Captura Corp., US: Founded in 2021 utilizing technology developed in Caltech’s laboratories, Captura provides low-cost atmospheric carbon removal by leveraging the world’s largest natural CO2 absorber – the ocean. Using only renewable electricity and ocean water as inputs, its patented electrodialysis process generates a stream of pure CO2 that can then be sequestered or utilized to make other low-carbon products.  

Marine Permaculture SeaForestation, US, Philippines & Australia: SeaForestation uses deepwater-irrigated, open-ocean seaweed mariculture as a strategy for food security, regeneration of ecosystem services and carbon sequestration. At scale, deepwater irrigation can regenerate seaweed forests offshore, from tropical to seasonally temperate waters, as demonstrated by its Philippines site since 2019.

Planetary Technologies, Canada: Planetary purifies mine waste into a mild, nontoxic antacid which is then released into the ocean through existing, regulated outfalls such as wastewater or stormwater streams where it is consistently monitored. When mixed with seawater, the antacid restores the ocean’s pH levels and accelerates the ocean’s natural process of pulling carbon dioxide from the atmosphere. Planetary will use the $1 million prize to achieve a full-scale demonstration of its technology. 


Arca Climate, Canada: Arca Climate (formerly Carbin Minerals) is doing ‘carbon-negative mining’, partnering with the mining companies delivering the minerals essential for the clean energy transition. Arca helps them transform their mine waste into industrial-scale direct air capture and storage facilities. “The clean energy transition presents a challenge and a paradox. On the one hand, the world will need 10-20 times more nickel and other critical metals to successfully transition to clean energy. On the other hand, modern mining processes are carbon intensive,” says CEO Paul Needham. 

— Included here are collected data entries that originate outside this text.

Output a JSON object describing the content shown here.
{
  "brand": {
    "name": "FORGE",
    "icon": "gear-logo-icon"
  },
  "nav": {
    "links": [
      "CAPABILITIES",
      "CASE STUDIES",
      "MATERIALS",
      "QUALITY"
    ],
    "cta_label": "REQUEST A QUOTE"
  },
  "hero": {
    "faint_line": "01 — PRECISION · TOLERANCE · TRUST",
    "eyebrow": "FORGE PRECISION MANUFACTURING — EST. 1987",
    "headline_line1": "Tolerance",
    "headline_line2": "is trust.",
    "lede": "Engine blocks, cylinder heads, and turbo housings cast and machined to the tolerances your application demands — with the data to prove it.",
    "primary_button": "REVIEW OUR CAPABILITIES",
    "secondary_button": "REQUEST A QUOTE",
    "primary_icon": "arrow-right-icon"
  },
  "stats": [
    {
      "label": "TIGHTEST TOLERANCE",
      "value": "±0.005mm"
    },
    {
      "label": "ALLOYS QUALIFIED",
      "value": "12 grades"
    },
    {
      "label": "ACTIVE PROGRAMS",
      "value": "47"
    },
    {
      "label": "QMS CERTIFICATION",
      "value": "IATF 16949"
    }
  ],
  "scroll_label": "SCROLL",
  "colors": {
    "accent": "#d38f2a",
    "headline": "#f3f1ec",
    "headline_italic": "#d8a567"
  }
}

“One year in, we already see the positive impact of the prize: hundreds of groups working on a wide range of promising carbon removal solutions,” chief scientist Dr. Marcius Extavour said in 2022 as the Milestone prizes were announced. “Not just ideas, but development and deployment plans, which is exactly what we need. The pace and depth of initiatives in carbon removal and other crucial climate solutions has never been greater, but we still need more—more and deeper emissions cuts, and more reliable, validated carbon removal solutions. That’s why we launched this prize in the first place.”